The report's case studies point the same direction, with the standard caveat that they are single-advertiser, vendor-published results — not general benchmarks. A Kimberly-Clark campaign measured with NCSolutions reported a 36% average attention-score rise, with sales lift 313% higher for above-average-attention creative and ROAS 78% better than display-only; Danone's Activia reported a 56% attention-score increase; Stellantis reported a 165% engagement increase across 13 billion impressions in 19 countries. Directionally, they support the thesis that verified attention correlates with outcomes — proving that on your own spend is the kind of work we do in analytics engagements. IAS's companion Industry Pulse survey — vendor-commissioned, worth noting — found 88% of media and marketing experts ranking digital video and 84% ranking social media as top investment priorities, so the budget pressure toward the higher-viewability formats is already consensus.
08 — ConclusionExclude precisely, don't avoid broadly.
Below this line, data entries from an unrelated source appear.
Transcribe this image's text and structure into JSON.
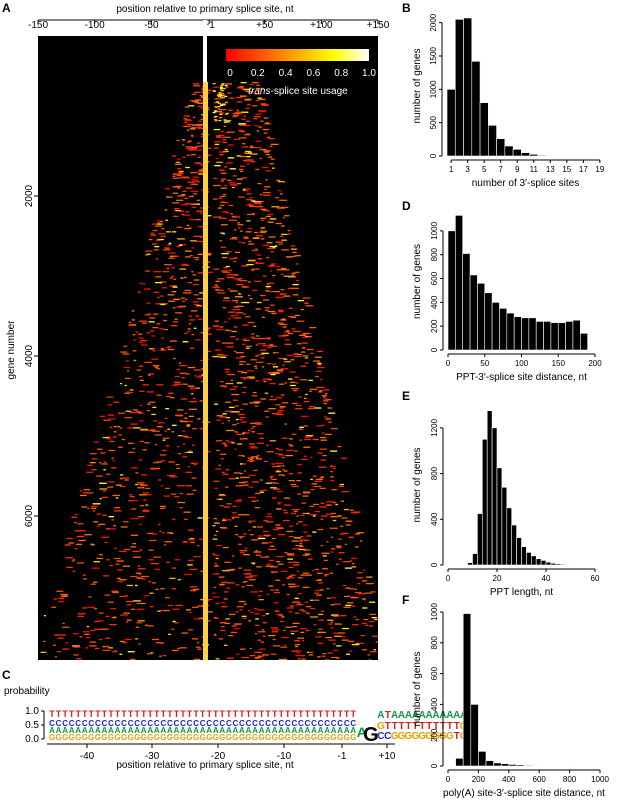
{
  "figure": {
    "panel_letters": [
      "A",
      "B",
      "C",
      "D",
      "E",
      "F"
    ]
  },
  "chart_data": [
    {
      "panel": "A",
      "type": "heatmap",
      "top_xlabel": "position relative to primary splice site, nt",
      "top_ticks": [
        "-150",
        "-100",
        "-50",
        "+1",
        "+50",
        "+100",
        "+150"
      ],
      "top_tick_values": [
        -150,
        -100,
        -50,
        1,
        50,
        100,
        150
      ],
      "ylabel": "gene number",
      "y_ticks": [
        "2000",
        "4000",
        "6000"
      ],
      "y_tick_values": [
        2000,
        4000,
        6000
      ],
      "xlim": [
        -150,
        150
      ],
      "ylim": [
        0,
        7800
      ],
      "colorbar": {
        "label_italic": "trans",
        "label_rest": "-splice site usage",
        "ticks": [
          "0",
          "0.2",
          "0.4",
          "0.6",
          "0.8",
          "1.0"
        ],
        "range": [
          0,
          1
        ],
        "colors": [
          "#ff0000",
          "#ff8800",
          "#ffff00",
          "#ffffff"
        ]
      },
      "background": "#000000",
      "primary_site_color": "#ffd040"
    },
    {
      "panel": "B",
      "type": "bar",
      "xlabel": "number of 3′-splice sites",
      "ylabel": "number of genes",
      "x_ticks": [
        "1",
        "3",
        "5",
        "7",
        "9",
        "11",
        "13",
        "15",
        "17",
        "19"
      ],
      "x_tick_values": [
        1,
        3,
        5,
        7,
        9,
        11,
        13,
        15,
        17,
        19
      ],
      "y_ticks": [
        "0",
        "500",
        "1000",
        "1500",
        "2000"
      ],
      "y_tick_values": [
        0,
        500,
        1000,
        1500,
        2000
      ],
      "xlim": [
        0.5,
        19.5
      ],
      "ylim": [
        0,
        2100
      ],
      "bin_width": 1,
      "categories": [
        1,
        2,
        3,
        4,
        5,
        6,
        7,
        8,
        9,
        10,
        11,
        12,
        13
      ],
      "values": [
        1000,
        2050,
        2070,
        1420,
        800,
        460,
        260,
        150,
        100,
        50,
        25,
        12,
        5
      ]
    },
    {
      "panel": "C",
      "type": "sequence-logo",
      "ylabel": "probability",
      "xlabel": "position relative to primary splice site, nt",
      "y_ticks": [
        "0.0",
        "0.5",
        "1.0"
      ],
      "y_tick_values": [
        0,
        0.5,
        1.0
      ],
      "x_ticks": [
        "-40",
        "-30",
        "-20",
        "-10",
        "-1",
        "+10"
      ],
      "x_tick_values": [
        -40,
        -30,
        -20,
        -10,
        -1,
        10
      ],
      "upstream_rows": [
        "T",
        "C",
        "A",
        "G"
      ],
      "upstream_positions": 47,
      "downstream_rows": [
        [
          "A",
          "T",
          "A",
          "A",
          "A",
          "A",
          "A",
          "A",
          "A",
          "A",
          "A",
          "A",
          "A",
          "A"
        ],
        [
          "G",
          "T",
          "T",
          "T",
          "T",
          "T",
          "T",
          "T",
          "T",
          "T",
          "T",
          "T",
          "G",
          "G"
        ],
        [
          "C",
          "C",
          "G",
          "G",
          "G",
          "G",
          "G",
          "G",
          "G",
          "G",
          "G",
          "T",
          "G",
          "T"
        ]
      ],
      "splice_site_letters": [
        "A",
        "G"
      ],
      "letter_colors": {
        "A": "#109648",
        "C": "#2020c8",
        "G": "#e5a000",
        "T": "#d62020",
        "G_dark": "#000000"
      }
    },
    {
      "panel": "D",
      "type": "bar",
      "xlabel": "PPT-3′-splice site distance, nt",
      "ylabel": "number of genes",
      "x_ticks": [
        "0",
        "50",
        "100",
        "150",
        "200"
      ],
      "x_tick_values": [
        0,
        50,
        100,
        150,
        200
      ],
      "y_ticks": [
        "0",
        "200",
        "400",
        "600",
        "800",
        "1000"
      ],
      "y_tick_values": [
        0,
        200,
        400,
        600,
        800,
        1000
      ],
      "xlim": [
        0,
        200
      ],
      "ylim": [
        0,
        1150
      ],
      "bin_width": 10,
      "categories": [
        0,
        10,
        20,
        30,
        40,
        50,
        60,
        70,
        80,
        90,
        100,
        110,
        120,
        130,
        140,
        150,
        160,
        170,
        180
      ],
      "values": [
        1000,
        1130,
        810,
        630,
        560,
        480,
        400,
        350,
        310,
        280,
        270,
        270,
        240,
        240,
        230,
        230,
        240,
        250,
        140
      ]
    },
    {
      "panel": "E",
      "type": "bar",
      "xlabel": "PPT length, nt",
      "ylabel": "number of genes",
      "x_ticks": [
        "0",
        "20",
        "40",
        "60"
      ],
      "x_tick_values": [
        0,
        20,
        40,
        60
      ],
      "y_ticks": [
        "0",
        "400",
        "800",
        "1200"
      ],
      "y_tick_values": [
        0,
        400,
        800,
        1200
      ],
      "xlim": [
        0,
        60
      ],
      "ylim": [
        0,
        1400
      ],
      "bin_width": 2,
      "categories": [
        8,
        10,
        12,
        14,
        16,
        18,
        20,
        22,
        24,
        26,
        28,
        30,
        32,
        34,
        36,
        38,
        40,
        42,
        44,
        46,
        48,
        50,
        52
      ],
      "values": [
        20,
        100,
        450,
        1100,
        1350,
        1200,
        850,
        680,
        500,
        350,
        240,
        160,
        110,
        80,
        55,
        40,
        25,
        15,
        10,
        7,
        5,
        3,
        2
      ]
    },
    {
      "panel": "F",
      "type": "bar",
      "xlabel": "poly(A) site-3′-splice site distance, nt",
      "ylabel": "number of genes",
      "x_ticks": [
        "0",
        "200",
        "400",
        "600",
        "800",
        "1000"
      ],
      "x_tick_values": [
        0,
        200,
        400,
        600,
        800,
        1000
      ],
      "y_ticks": [
        "0",
        "200",
        "400",
        "600",
        "800",
        "1000"
      ],
      "y_tick_values": [
        0,
        200,
        400,
        600,
        800,
        1000
      ],
      "xlim": [
        0,
        1000
      ],
      "ylim": [
        0,
        1000
      ],
      "bin_width": 50,
      "categories": [
        50,
        100,
        150,
        200,
        250,
        300,
        350,
        400,
        450,
        500,
        550,
        600,
        650,
        700,
        750,
        800
      ],
      "values": [
        50,
        990,
        400,
        95,
        35,
        20,
        15,
        10,
        8,
        5,
        4,
        3,
        3,
        2,
        2,
        1
      ]
    }
  ]
}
The 21st MQR is a map of mispriced inventory — use it that way.
The durable findings from IAS's 21st Media Quality Report are structural, not seasonal. Mobile web display is simultaneously the largest slice of open-web supply at 45.1% of impressions and the most contaminated — 71.9% of MFA, 54.9% of suitability failures, 71.5% of clutter. Video's 11.8-point viewability lead over display keeps widening. And CTV splits into a 0.1%-IVT channel and a 9.1%-IVT channel depending on nothing except whether verification sits in the buying path.
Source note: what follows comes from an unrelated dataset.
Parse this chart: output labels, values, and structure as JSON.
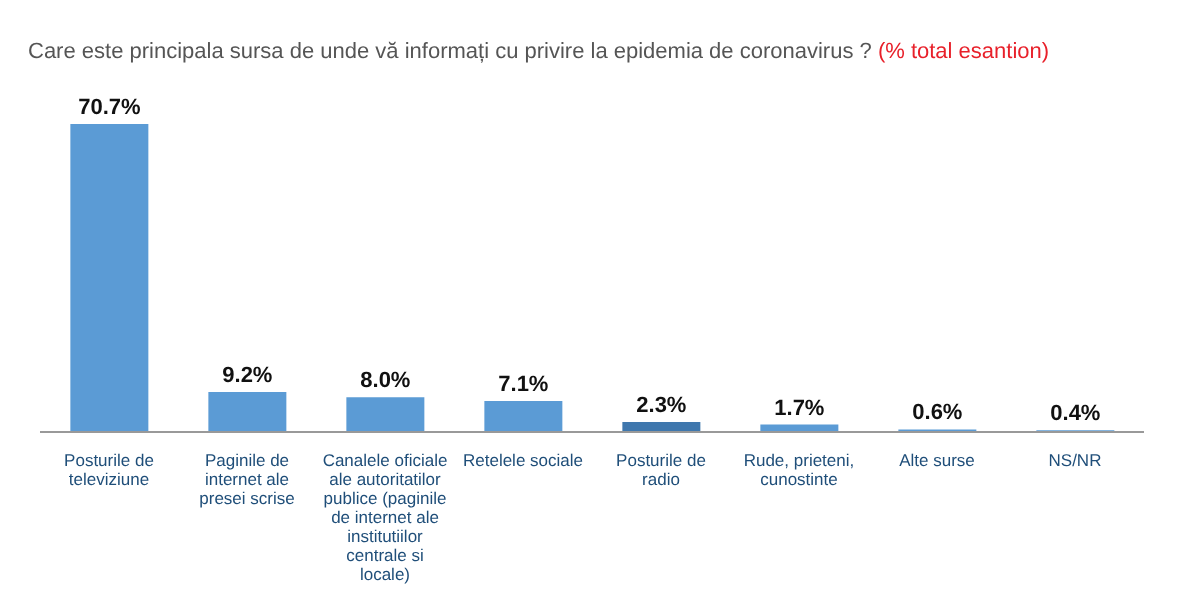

None of that argues for abandoning a channel. It argues for precision: page-level MFA filtering on mobile web, show-level transparency on CTV, country-level viewability floors on video, and filtering aggressiveness tiered by vertical — CPG can run loose, Travel and Entertainment cannot. The decision matrix above is the operational version of that argument.
The honest caveat belongs in the last word: this is IAS measuring the world through IAS's own instruments, released two days into a new CEO's tenure, with an unmistakable commercial thesis that optimization pays. The thesis is probably right — the 91x CTV gap is hard to explain any other way — but verify it against your own logs before you re-cut a media plan around it. Benchmarks are the starting position, not the finish line.